Digging Through 50 Years of Paperwork

This bill doesn’t just look forward; it demands a deep dive into the past. The independent auditor must review all financial agreements—specifically leases or swaps—involving the gold reserves over the last 50 years. They also have to account for every sale, purchase, or movement of gold during that half-century, noting the terms and the parties involved. This is a huge administrative lift for the Treasury Department, which has to dig up decades of records, but it provides a critical check on past financial maneuvers that might have leveraged the gold without the public’s knowledge. The audit also covers gold held by third parties like the Bank for International Settlements (BIS) or foreign central banks, ensuring no gold is hiding off the books.

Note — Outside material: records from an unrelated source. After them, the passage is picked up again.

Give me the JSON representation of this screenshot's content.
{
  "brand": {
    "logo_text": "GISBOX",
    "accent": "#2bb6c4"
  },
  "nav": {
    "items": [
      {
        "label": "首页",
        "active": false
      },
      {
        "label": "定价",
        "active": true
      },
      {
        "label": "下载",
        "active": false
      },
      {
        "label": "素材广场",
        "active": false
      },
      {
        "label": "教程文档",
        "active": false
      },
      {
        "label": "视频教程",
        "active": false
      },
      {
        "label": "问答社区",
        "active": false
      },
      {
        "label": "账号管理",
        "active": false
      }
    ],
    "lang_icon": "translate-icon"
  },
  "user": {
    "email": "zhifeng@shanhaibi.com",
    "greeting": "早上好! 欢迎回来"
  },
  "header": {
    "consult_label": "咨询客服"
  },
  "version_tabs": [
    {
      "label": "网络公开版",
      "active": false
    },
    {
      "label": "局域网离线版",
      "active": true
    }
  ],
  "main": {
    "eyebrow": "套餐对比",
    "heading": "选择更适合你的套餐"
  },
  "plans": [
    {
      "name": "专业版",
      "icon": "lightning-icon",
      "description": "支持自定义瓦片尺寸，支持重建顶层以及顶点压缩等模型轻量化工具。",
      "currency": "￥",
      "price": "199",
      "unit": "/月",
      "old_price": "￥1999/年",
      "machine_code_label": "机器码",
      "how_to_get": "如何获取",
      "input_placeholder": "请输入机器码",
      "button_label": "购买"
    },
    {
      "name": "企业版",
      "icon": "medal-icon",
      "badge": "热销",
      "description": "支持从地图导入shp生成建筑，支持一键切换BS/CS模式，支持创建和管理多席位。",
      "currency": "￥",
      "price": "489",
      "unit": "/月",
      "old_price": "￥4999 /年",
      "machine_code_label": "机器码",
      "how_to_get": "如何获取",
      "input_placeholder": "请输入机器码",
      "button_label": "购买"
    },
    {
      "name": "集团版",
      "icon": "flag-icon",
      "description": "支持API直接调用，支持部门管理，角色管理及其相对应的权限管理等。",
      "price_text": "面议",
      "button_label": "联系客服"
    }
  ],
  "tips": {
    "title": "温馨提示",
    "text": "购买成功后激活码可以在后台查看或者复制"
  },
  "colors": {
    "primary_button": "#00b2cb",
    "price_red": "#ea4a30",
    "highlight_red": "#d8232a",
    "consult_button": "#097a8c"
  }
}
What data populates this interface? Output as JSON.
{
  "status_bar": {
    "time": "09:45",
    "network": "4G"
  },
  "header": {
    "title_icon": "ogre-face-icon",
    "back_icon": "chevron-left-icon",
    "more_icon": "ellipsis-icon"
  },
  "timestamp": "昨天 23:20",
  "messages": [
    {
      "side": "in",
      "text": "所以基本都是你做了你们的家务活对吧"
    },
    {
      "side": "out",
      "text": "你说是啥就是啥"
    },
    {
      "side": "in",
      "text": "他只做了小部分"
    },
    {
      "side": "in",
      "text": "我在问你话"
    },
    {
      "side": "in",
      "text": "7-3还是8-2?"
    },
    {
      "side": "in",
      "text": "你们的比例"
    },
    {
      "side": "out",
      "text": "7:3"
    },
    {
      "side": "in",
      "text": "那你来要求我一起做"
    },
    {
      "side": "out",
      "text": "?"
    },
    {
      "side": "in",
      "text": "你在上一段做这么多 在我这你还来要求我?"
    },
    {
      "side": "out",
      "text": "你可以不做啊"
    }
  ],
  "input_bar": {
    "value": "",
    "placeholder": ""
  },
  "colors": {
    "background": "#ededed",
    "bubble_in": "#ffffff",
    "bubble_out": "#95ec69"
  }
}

Full Access and Public Disclosure

To ensure the audit is thorough, the bill grants the Comptroller General and the external auditor complete access to any vault, facility, or record—digital or physical—where the gold or related documents are kept. Crucially, the Secretary of the Treasury is mandated to turn over every single document requested, with no ability to redact or hide information from the GAO. Once the audit is complete, the findings must be reported to Congress and posted online for the public within three months. The only thing that can be withheld from the public is the specific analysis of physical security, which makes sense; we want transparency, but we don’t want to give criminals a map. This level of mandated access and public disclosure is the bill’s biggest win for government accountability, making it much harder for future administrations to obscure the status of the gold reserves.